Palais de St Cloud, 18 Juin 1857

Mon cher Walewski,

J'ai été bien étonné de la lettre que vous a écrite Mr Forth-Rouen, car il me semble vraiment que le Roi de Saxe nous traite un peu légèrement. En effet, qu'avait-il été convenu avant le voyage de mon cousin? C'est que son mariage avec la Princesse Sidonie pourrait avoir lieu si la personne de mon cousin plaisait au Roi et à la Princesse, car le Roi avait déclaré que sous le rapport politique, il ne voyait que des avantages.
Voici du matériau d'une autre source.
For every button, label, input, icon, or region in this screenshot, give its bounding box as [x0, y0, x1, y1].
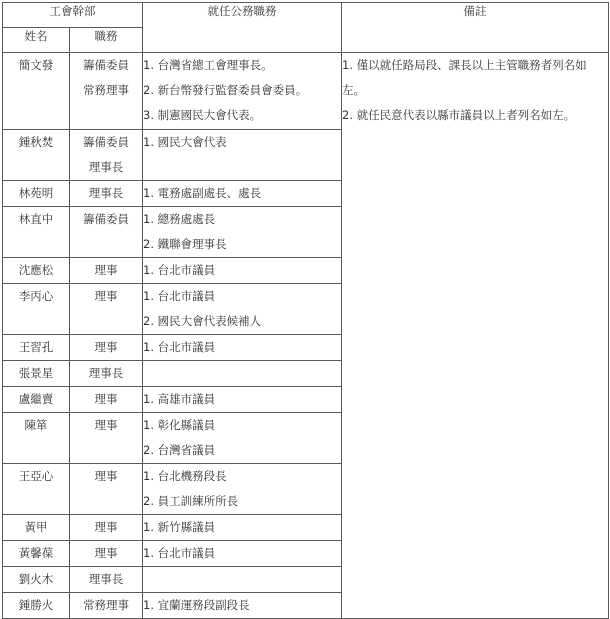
- name-cell: [3, 567, 70, 593]
- official-name: 盧繼賣: [18, 392, 54, 406]
- official-name: 林直中: [18, 212, 54, 226]
- header-position: 職務: [70, 28, 143, 53]
- public-duty-item: 1. 台北市議員: [143, 546, 216, 560]
- public-duty-item: 1. 台北市議員: [143, 263, 216, 277]
- official-name: 陳箪: [24, 418, 48, 432]
- remarks-cell: [342, 53, 609, 619]
- official-name: 簡文發: [18, 58, 54, 72]
- public-duty-cell: [143, 207, 342, 258]
- name-cell: [3, 284, 70, 335]
- public-duty-item: 2. 員工訓練所所長: [143, 494, 239, 508]
- official-name: 王亞心: [18, 469, 54, 483]
- public-duty-cell: [143, 258, 342, 284]
- union-position: 籌備委員: [83, 212, 129, 226]
- public-duty-item: 1. 高雄市議員: [143, 392, 216, 406]
- public-duty-cell: [143, 335, 342, 361]
- public-duty-item: 1. 台北機務段長: [143, 469, 227, 483]
- public-duty-item: 1. 電務處副處長、處長: [143, 186, 262, 200]
- position-cell: [70, 413, 143, 464]
- union-position: 常務理事: [83, 598, 129, 612]
- public-duty-cell: [143, 284, 342, 335]
- name-cell: [3, 413, 70, 464]
- name-cell: [3, 335, 70, 361]
- public-duty-item: 1. 台北市議員: [143, 289, 216, 303]
- position-cell: [70, 335, 143, 361]
- union-position: 理事: [94, 289, 118, 303]
- official-name: 劉火木: [18, 572, 54, 586]
- public-duty-item: 1. 台北市議員: [143, 340, 216, 354]
- header-public-duties: 就任公務職務: [143, 3, 342, 53]
- name-cell: [3, 541, 70, 567]
- official-name: 鍾勝火: [18, 598, 54, 612]
- name-cell: [3, 387, 70, 413]
- union-position: 理事: [94, 546, 118, 560]
- officials-table: [2, 2, 609, 619]
- position-cell: [70, 593, 143, 619]
- position-cell: [70, 387, 143, 413]
- public-duty-item: 1. 彰化縣議員: [143, 418, 216, 432]
- union-position: 理事: [94, 520, 118, 534]
- public-duty-item: 1. 國民大會代表: [143, 135, 227, 149]
- name-cell: [3, 181, 70, 207]
- public-duty-cell: [143, 181, 342, 207]
- public-duty-item: 2. 鐵聯會理事長: [143, 237, 227, 251]
- public-duty-cell: [143, 361, 342, 387]
- official-name: 王習孔: [18, 340, 54, 354]
- name-cell: [3, 130, 70, 181]
- name-cell: [3, 207, 70, 258]
- official-name: 林苑明: [18, 186, 54, 200]
- public-duty-cell: [143, 515, 342, 541]
- official-name: 李丙心: [18, 289, 54, 303]
- header-union-officers: 工會幹部: [3, 3, 143, 28]
- position-cell: [70, 567, 143, 593]
- remark-line: 2. 就任民意代表以縣市議員以上者列名如左。: [342, 108, 576, 122]
- official-name: 黃馨葆: [18, 546, 54, 560]
- union-position: 理事長: [88, 160, 124, 174]
- public-duty-item: 2. 國民大會代表候補人: [143, 314, 262, 328]
- name-cell: [3, 361, 70, 387]
- union-position: 理事: [94, 418, 118, 432]
- union-position: 籌備委員: [83, 135, 129, 149]
- position-cell: [70, 258, 143, 284]
- public-duty-item: 2. 新台幣發行監督委員會委員。: [143, 83, 308, 97]
- union-position: 理事: [94, 340, 118, 354]
- position-cell: [70, 541, 143, 567]
- public-duty-cell: [143, 567, 342, 593]
- public-duty-cell: [143, 413, 342, 464]
- public-duty-item: 1. 台灣省總工會理事長。: [143, 58, 273, 72]
- position-cell: [70, 515, 143, 541]
- name-cell: [3, 258, 70, 284]
- name-cell: [3, 53, 70, 130]
- table-row: [3, 53, 609, 130]
- name-cell: [3, 515, 70, 541]
- union-position: 理事長: [88, 572, 124, 586]
- union-position: 理事: [94, 392, 118, 406]
- public-duty-item: 2. 台灣省議員: [143, 443, 216, 457]
- position-cell: [70, 181, 143, 207]
- public-duty-cell: [143, 593, 342, 619]
- public-duty-cell: [143, 53, 342, 130]
- name-cell: [3, 593, 70, 619]
- official-name: 鍾秋焚: [18, 135, 54, 149]
- public-duty-item: 3. 制憲國民大會代表。: [143, 108, 262, 122]
- public-duty-item: 1. 總務處處長: [143, 212, 216, 226]
- union-position: 理事: [94, 469, 118, 483]
- name-cell: [3, 464, 70, 515]
- public-duty-cell: [143, 464, 342, 515]
- position-cell: [70, 361, 143, 387]
- official-name: 張景星: [18, 366, 54, 380]
- position-cell: [70, 130, 143, 181]
- union-position: 理事長: [88, 366, 124, 380]
- public-duty-item: 1. 新竹縣議員: [143, 520, 216, 534]
- public-duty-cell: [143, 541, 342, 567]
- position-cell: [70, 464, 143, 515]
- public-duty-cell: [143, 130, 342, 181]
- union-position: 籌備委員: [83, 58, 129, 72]
- remark-line: 1. 僅以就任路局段、課長以上主管職務者列名如: [342, 58, 587, 72]
- remark-line: 左。: [342, 83, 365, 97]
- position-cell: [70, 207, 143, 258]
- union-position: 理事: [94, 263, 118, 277]
- position-cell: [70, 53, 143, 130]
- public-duty-cell: [143, 387, 342, 413]
- official-name: 沈應松: [18, 263, 54, 277]
- union-position: 常務理事: [83, 83, 129, 97]
- position-cell: [70, 284, 143, 335]
- official-name: 黃甲: [24, 520, 48, 534]
- union-position: 理事長: [88, 186, 124, 200]
- header-remarks: 備註: [342, 3, 609, 53]
- header-name: 姓名: [3, 28, 70, 53]
- public-duty-item: 1. 宜蘭運務段副段長: [143, 598, 250, 612]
Si donc maintenant on venait nous dire que le Prince Napoléon n'a pas plu à la Princesse, tout serait rompu et rien ne serait plus naturel. Mais soutenir que cela n'est pas le cas et que la Princesse ne veut pas se marier et rester fille c'est, en vérité, nous avoir fait jouer un rôle bien ridicule, puisque le Roi devait connaître les intentions de sa fille avant le voyage de mon cousin et qu'il était bien inutile de nous laisser faire des démarches compromettantes qui dans aucun cas ne pouvaient aboutir. J'aime en tout la franchise et je n'en voudrais pas le moins du monde au Roi, s'il donnait des raisons plausibles de ne pas consentir à ce mariage. Mais après avoir autorisé un commencement de négociation et un voyage, venir nous dire très froidement que dans aucun cas sa fille ne veut se marier, c'est, tranchons le mot, se moquer du monde. Aussi je ressens très vivement cette injure et si comme il paraît évident, le mariage ne se fait pas, .... à Mr Forth-Rouen, qu'il est bien inutile que le Roi m'écrive et que le Prince royal vienne à Paris, car dans la disposition d'esprit où je suis je ne pourrais recevoir convenablement ni la lettre ni le Prince.

Recevez, mon cher Walewski, l'assurance de ma sincère amitié.